Ammonite is particularly strong on understanding ‘women’s work’. It shows it all: the domestic scrubbing, cooking and cleaning, and on top of that Anning’s profession full of scraping, wiping, grubbing, picking, crafting and sketching. The shots linger on Winslet’s battered hands. All this work, for men to make it official with a pretty plaque, and take the credit. And not just for her professional work: a paternalistic young doctor first guilts her into nursing her “fellow sister” and then praises her elaborately – finally awkwardly courting her as if he won’t be happy until he, too, has papered his name over hers. But in Nomadland too, it’s striking: a man sells the dream of the itinerant lifestyle, while an older woman explains toilet buckets and “learning to deal with your own shit”. 
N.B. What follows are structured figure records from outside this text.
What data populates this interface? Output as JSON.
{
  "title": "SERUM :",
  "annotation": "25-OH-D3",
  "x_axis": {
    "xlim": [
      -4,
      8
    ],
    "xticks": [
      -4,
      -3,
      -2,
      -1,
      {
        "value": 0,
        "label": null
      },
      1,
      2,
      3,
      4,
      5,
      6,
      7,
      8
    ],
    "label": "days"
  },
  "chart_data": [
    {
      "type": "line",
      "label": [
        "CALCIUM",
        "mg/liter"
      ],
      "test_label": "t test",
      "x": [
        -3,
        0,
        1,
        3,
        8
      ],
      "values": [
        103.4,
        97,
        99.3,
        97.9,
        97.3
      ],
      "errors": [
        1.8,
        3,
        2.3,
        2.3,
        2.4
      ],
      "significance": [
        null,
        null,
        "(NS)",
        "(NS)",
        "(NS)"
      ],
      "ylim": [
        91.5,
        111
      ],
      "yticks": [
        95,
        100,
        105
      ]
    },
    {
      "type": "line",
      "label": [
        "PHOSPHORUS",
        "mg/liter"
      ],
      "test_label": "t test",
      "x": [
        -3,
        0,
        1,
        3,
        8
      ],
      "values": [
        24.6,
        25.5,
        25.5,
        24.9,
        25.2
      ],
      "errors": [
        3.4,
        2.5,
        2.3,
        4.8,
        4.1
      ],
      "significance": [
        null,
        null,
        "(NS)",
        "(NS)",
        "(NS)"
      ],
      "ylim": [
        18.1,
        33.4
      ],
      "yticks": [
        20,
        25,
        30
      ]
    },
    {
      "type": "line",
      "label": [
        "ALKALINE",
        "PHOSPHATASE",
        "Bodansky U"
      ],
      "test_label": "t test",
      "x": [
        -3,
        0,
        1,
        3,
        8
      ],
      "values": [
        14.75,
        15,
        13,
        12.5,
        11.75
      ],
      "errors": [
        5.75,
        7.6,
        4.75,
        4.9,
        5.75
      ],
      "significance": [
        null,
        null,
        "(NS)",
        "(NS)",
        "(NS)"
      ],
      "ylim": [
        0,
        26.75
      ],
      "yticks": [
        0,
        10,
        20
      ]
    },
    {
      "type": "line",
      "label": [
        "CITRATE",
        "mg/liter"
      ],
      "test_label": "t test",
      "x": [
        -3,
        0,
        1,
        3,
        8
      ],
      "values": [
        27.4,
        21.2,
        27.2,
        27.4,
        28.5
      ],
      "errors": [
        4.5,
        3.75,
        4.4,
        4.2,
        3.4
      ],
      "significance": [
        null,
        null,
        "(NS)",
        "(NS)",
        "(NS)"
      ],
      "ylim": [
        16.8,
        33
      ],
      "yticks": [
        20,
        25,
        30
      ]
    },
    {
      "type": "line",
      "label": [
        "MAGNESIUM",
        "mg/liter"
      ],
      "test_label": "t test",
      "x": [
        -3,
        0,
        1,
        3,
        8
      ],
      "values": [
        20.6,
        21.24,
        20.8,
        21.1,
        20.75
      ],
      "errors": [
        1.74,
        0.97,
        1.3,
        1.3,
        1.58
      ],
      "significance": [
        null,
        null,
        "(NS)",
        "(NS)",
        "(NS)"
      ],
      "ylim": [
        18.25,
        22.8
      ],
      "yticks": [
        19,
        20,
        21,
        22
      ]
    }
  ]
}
The Human Voice Tilda Swinton (1)

Courtesy of: Pathé

Isolation, in this context, seems brave. It’s associated with physical discomfort – both films tackle dealing with cold weather – as well as emotional distance. And yet there’s a nobility cast on that choice. Perhaps it’s because at the other end of the spectrum, when older women are abandoned, they so often seem pathetic, undignified. In another festival offering, Pedro Almodóvar’s poignant short The Human Voice, he modernises a Jean Cocteau play for “an era in which isolation has become a way of life”. In it, Tilda Swinton’s heartbroken Woman performs every stage of grief down the phone to her ex-lover. And it’s only when she’s emptied herself out, destroyed everything she built within the relationship, that she can reclaim her own identity. Like Anning and Fern, the price of freedom – in this case thrust on her, rather than chosen – is giving up comforts and appearances. Independence means living outside the lines, but not, as in so many men’s stories, in the pursuit of greatness. It’s simply in the pursuit of self.
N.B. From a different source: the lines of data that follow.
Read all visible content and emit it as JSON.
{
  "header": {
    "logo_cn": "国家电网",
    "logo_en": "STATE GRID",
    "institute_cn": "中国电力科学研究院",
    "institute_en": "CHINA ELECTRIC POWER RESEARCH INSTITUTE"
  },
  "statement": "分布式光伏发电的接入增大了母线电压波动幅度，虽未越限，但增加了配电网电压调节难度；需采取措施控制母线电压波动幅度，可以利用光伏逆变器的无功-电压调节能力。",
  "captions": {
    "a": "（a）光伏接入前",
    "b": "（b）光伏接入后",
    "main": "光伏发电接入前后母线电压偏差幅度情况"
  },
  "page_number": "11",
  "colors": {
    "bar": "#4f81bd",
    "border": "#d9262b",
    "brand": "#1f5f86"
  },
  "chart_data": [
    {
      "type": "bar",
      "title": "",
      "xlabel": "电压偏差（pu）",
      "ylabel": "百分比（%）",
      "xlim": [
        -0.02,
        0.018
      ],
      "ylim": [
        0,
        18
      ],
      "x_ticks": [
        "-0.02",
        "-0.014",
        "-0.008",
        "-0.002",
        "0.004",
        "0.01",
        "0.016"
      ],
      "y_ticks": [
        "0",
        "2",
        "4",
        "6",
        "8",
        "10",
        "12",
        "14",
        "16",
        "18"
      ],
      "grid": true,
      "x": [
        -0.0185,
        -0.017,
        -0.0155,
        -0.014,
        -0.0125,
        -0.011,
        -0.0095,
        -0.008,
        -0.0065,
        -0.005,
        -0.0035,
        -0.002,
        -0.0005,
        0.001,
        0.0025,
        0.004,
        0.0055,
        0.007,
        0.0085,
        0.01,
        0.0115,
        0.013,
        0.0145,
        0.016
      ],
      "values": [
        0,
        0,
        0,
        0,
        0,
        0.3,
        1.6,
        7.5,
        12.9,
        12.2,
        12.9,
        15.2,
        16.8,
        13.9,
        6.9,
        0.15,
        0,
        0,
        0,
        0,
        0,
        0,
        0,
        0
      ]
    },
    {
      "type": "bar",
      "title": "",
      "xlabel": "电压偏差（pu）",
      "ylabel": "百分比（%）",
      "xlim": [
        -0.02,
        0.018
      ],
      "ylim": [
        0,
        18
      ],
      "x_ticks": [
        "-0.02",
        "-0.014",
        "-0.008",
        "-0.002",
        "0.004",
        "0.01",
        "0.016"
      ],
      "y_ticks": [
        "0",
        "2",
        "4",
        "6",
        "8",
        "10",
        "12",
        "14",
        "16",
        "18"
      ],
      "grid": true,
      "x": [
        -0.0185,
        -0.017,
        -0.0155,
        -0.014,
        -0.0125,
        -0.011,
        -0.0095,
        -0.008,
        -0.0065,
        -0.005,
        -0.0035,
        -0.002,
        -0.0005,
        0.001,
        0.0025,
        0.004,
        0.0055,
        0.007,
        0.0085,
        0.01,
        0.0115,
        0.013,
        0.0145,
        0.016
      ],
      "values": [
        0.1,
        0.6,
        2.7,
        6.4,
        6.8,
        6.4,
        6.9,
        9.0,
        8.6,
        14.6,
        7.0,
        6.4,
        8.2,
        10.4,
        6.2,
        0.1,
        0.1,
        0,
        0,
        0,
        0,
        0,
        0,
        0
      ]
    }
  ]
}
What’s a little harder to find, at least at the moment, is what happens next. Certainly they’re not unheard of, but stories that centre independent older women as characters, not conflicts, aren’t overly common. There is an inescapable gendered element to this: a woman alone generally signposts danger, as when Nomadland sees a sleeping Fern briefly terrified when a cop knocks on her window in the night and tells her to move on. It does, though, hint at plenty more than it can deliver: in the depiction of Fern’s life right now, we understand what the rest of it could be like. 
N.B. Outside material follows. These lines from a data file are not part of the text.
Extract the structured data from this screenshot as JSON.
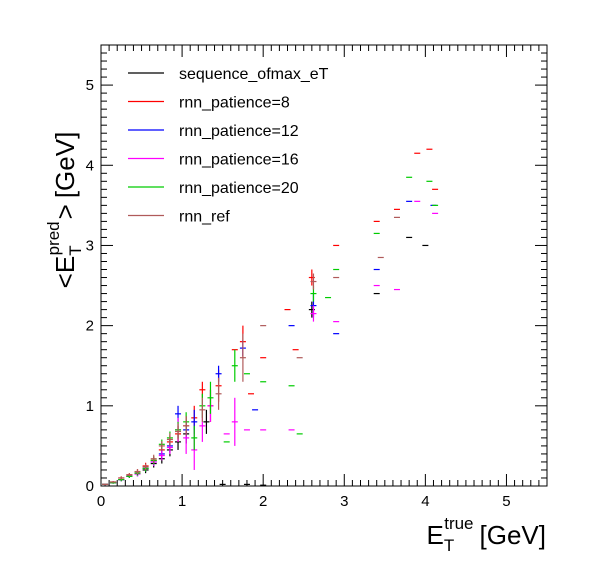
{
  "chart_data": {
    "type": "scatter",
    "title": "",
    "xlabel": {
      "base": "E",
      "sub": "T",
      "sup": "true",
      "unit": "[GeV]"
    },
    "ylabel": {
      "prefix": "<",
      "base": "E",
      "sub": "T",
      "sup": "pred",
      "suffix": ">",
      "unit": "[GeV]"
    },
    "xlim": [
      0,
      5.5
    ],
    "ylim": [
      0,
      5.5
    ],
    "x_ticks": [
      0,
      1,
      2,
      3,
      4,
      5
    ],
    "y_ticks": [
      0,
      1,
      2,
      3,
      4,
      5
    ],
    "grid": false,
    "legend_position": "top-left",
    "series": [
      {
        "name": "sequence_ofmax_eT",
        "color": "#000000",
        "points": [
          [
            0.05,
            0.02,
            0.01
          ],
          [
            0.15,
            0.04,
            0.01
          ],
          [
            0.25,
            0.08,
            0.02
          ],
          [
            0.35,
            0.12,
            0.02
          ],
          [
            0.45,
            0.16,
            0.03
          ],
          [
            0.55,
            0.2,
            0.04
          ],
          [
            0.65,
            0.28,
            0.05
          ],
          [
            0.75,
            0.34,
            0.06
          ],
          [
            0.85,
            0.45,
            0.08
          ],
          [
            0.95,
            0.55,
            0.1
          ],
          [
            1.05,
            0.65,
            0.12
          ],
          [
            1.3,
            0.8,
            0.15
          ],
          [
            1.5,
            0.02,
            0
          ],
          [
            1.8,
            0.02,
            0
          ],
          [
            2.0,
            0.01,
            0
          ],
          [
            2.6,
            2.2,
            0.1
          ],
          [
            3.4,
            2.4,
            0
          ],
          [
            3.8,
            3.1,
            0
          ],
          [
            4.0,
            3.0,
            0
          ]
        ]
      },
      {
        "name": "rnn_patience=8",
        "color": "#ff0000",
        "points": [
          [
            0.05,
            0.02,
            0.01
          ],
          [
            0.15,
            0.05,
            0.01
          ],
          [
            0.25,
            0.1,
            0.02
          ],
          [
            0.35,
            0.14,
            0.02
          ],
          [
            0.45,
            0.18,
            0.03
          ],
          [
            0.55,
            0.25,
            0.04
          ],
          [
            0.65,
            0.32,
            0.05
          ],
          [
            0.75,
            0.45,
            0.06
          ],
          [
            0.85,
            0.55,
            0.08
          ],
          [
            0.95,
            0.65,
            0.1
          ],
          [
            1.05,
            0.75,
            0.12
          ],
          [
            1.15,
            0.85,
            0.15
          ],
          [
            1.25,
            1.2,
            0.1
          ],
          [
            1.35,
            1.0,
            0.2
          ],
          [
            1.45,
            1.25,
            0.2
          ],
          [
            1.65,
            1.7,
            0
          ],
          [
            1.75,
            1.8,
            0.2
          ],
          [
            1.85,
            1.15,
            0
          ],
          [
            2.0,
            1.6,
            0
          ],
          [
            2.3,
            2.2,
            0
          ],
          [
            2.4,
            1.7,
            0
          ],
          [
            2.6,
            2.6,
            0.1
          ],
          [
            2.9,
            3.0,
            0
          ],
          [
            3.4,
            3.3,
            0
          ],
          [
            3.65,
            3.45,
            0
          ],
          [
            3.9,
            4.15,
            0
          ],
          [
            4.05,
            4.2,
            0
          ],
          [
            4.12,
            3.7,
            0
          ]
        ]
      },
      {
        "name": "rnn_patience=12",
        "color": "#0000ff",
        "points": [
          [
            0.05,
            0.02,
            0.01
          ],
          [
            0.15,
            0.04,
            0.01
          ],
          [
            0.25,
            0.08,
            0.02
          ],
          [
            0.35,
            0.12,
            0.02
          ],
          [
            0.45,
            0.15,
            0.03
          ],
          [
            0.55,
            0.22,
            0.04
          ],
          [
            0.65,
            0.3,
            0.05
          ],
          [
            0.75,
            0.4,
            0.06
          ],
          [
            0.85,
            0.5,
            0.08
          ],
          [
            0.95,
            0.9,
            0.1
          ],
          [
            1.05,
            0.7,
            0.12
          ],
          [
            1.15,
            0.8,
            0.15
          ],
          [
            1.45,
            1.4,
            0.1
          ],
          [
            1.75,
            1.72,
            0.1
          ],
          [
            1.9,
            0.95,
            0
          ],
          [
            2.35,
            2.0,
            0
          ],
          [
            2.62,
            2.25,
            0.15
          ],
          [
            2.9,
            1.9,
            0
          ],
          [
            3.4,
            2.7,
            0
          ],
          [
            3.8,
            3.55,
            0
          ],
          [
            4.1,
            3.5,
            0
          ]
        ]
      },
      {
        "name": "rnn_patience=16",
        "color": "#ff00ff",
        "points": [
          [
            0.05,
            0.02,
            0.01
          ],
          [
            0.15,
            0.04,
            0.01
          ],
          [
            0.25,
            0.08,
            0.02
          ],
          [
            0.35,
            0.12,
            0.02
          ],
          [
            0.45,
            0.15,
            0.03
          ],
          [
            0.55,
            0.22,
            0.04
          ],
          [
            0.65,
            0.3,
            0.05
          ],
          [
            0.75,
            0.38,
            0.06
          ],
          [
            0.85,
            0.48,
            0.08
          ],
          [
            0.95,
            0.7,
            0.15
          ],
          [
            1.05,
            0.6,
            0.2
          ],
          [
            1.15,
            0.45,
            0.25
          ],
          [
            1.25,
            0.75,
            0.2
          ],
          [
            1.35,
            1.0,
            0.2
          ],
          [
            1.55,
            0.65,
            0
          ],
          [
            1.65,
            0.8,
            0.3
          ],
          [
            1.8,
            0.7,
            0
          ],
          [
            2.0,
            0.7,
            0
          ],
          [
            2.35,
            0.7,
            0
          ],
          [
            2.62,
            2.15,
            0.1
          ],
          [
            2.9,
            2.05,
            0
          ],
          [
            3.4,
            2.5,
            0
          ],
          [
            3.65,
            2.45,
            0
          ],
          [
            3.9,
            3.55,
            0
          ],
          [
            4.12,
            3.4,
            0
          ]
        ]
      },
      {
        "name": "rnn_patience=20",
        "color": "#00cc00",
        "points": [
          [
            0.05,
            0.02,
            0.01
          ],
          [
            0.15,
            0.04,
            0.01
          ],
          [
            0.25,
            0.08,
            0.02
          ],
          [
            0.35,
            0.12,
            0.02
          ],
          [
            0.45,
            0.16,
            0.03
          ],
          [
            0.55,
            0.22,
            0.04
          ],
          [
            0.65,
            0.32,
            0.05
          ],
          [
            0.75,
            0.52,
            0.06
          ],
          [
            0.85,
            0.6,
            0.08
          ],
          [
            0.95,
            0.7,
            0.1
          ],
          [
            1.05,
            0.8,
            0.12
          ],
          [
            1.15,
            0.6,
            0.15
          ],
          [
            1.25,
            1.0,
            0.15
          ],
          [
            1.35,
            1.1,
            0.2
          ],
          [
            1.55,
            0.55,
            0
          ],
          [
            1.65,
            1.5,
            0.2
          ],
          [
            1.8,
            1.4,
            0
          ],
          [
            2.0,
            1.3,
            0
          ],
          [
            2.35,
            1.25,
            0
          ],
          [
            2.45,
            0.65,
            0
          ],
          [
            2.62,
            2.4,
            0.1
          ],
          [
            2.8,
            2.35,
            0
          ],
          [
            2.9,
            2.7,
            0
          ],
          [
            3.4,
            3.15,
            0
          ],
          [
            3.8,
            3.85,
            0
          ],
          [
            4.05,
            3.8,
            0
          ],
          [
            4.12,
            3.5,
            0
          ]
        ]
      },
      {
        "name": "rnn_ref",
        "color": "#b05a5a",
        "points": [
          [
            0.05,
            0.02,
            0.01
          ],
          [
            0.15,
            0.05,
            0.01
          ],
          [
            0.25,
            0.1,
            0.02
          ],
          [
            0.35,
            0.14,
            0.02
          ],
          [
            0.45,
            0.18,
            0.03
          ],
          [
            0.55,
            0.24,
            0.04
          ],
          [
            0.65,
            0.34,
            0.05
          ],
          [
            0.75,
            0.5,
            0.06
          ],
          [
            0.85,
            0.58,
            0.08
          ],
          [
            0.95,
            0.68,
            0.1
          ],
          [
            1.05,
            0.75,
            0.12
          ],
          [
            1.25,
            0.95,
            0.15
          ],
          [
            1.45,
            1.15,
            0.2
          ],
          [
            1.75,
            1.6,
            0.3
          ],
          [
            2.0,
            2.0,
            0
          ],
          [
            2.45,
            1.6,
            0
          ],
          [
            2.62,
            2.55,
            0.1
          ],
          [
            2.9,
            2.6,
            0
          ],
          [
            3.45,
            2.85,
            0
          ],
          [
            3.65,
            3.35,
            0
          ]
        ]
      }
    ]
  }
}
Still, Ammonite suggests there’s plenty more there to say; Anning’s work continued and indeed continues to outlive her personality (to the point that Francis Lee could have pretty free rein creatively with the facts of her life). There’s more to her life than this window into it. Even Swinton’s Woman narrates to her dog the possibility of living with, and through, pain –  but we don’t get to see it. If, right now, we’re moving through a moment of examining the conflicts in female freedom, perhaps in the next phase we’ll see a cluster of celebrated art around what women choose to do with it.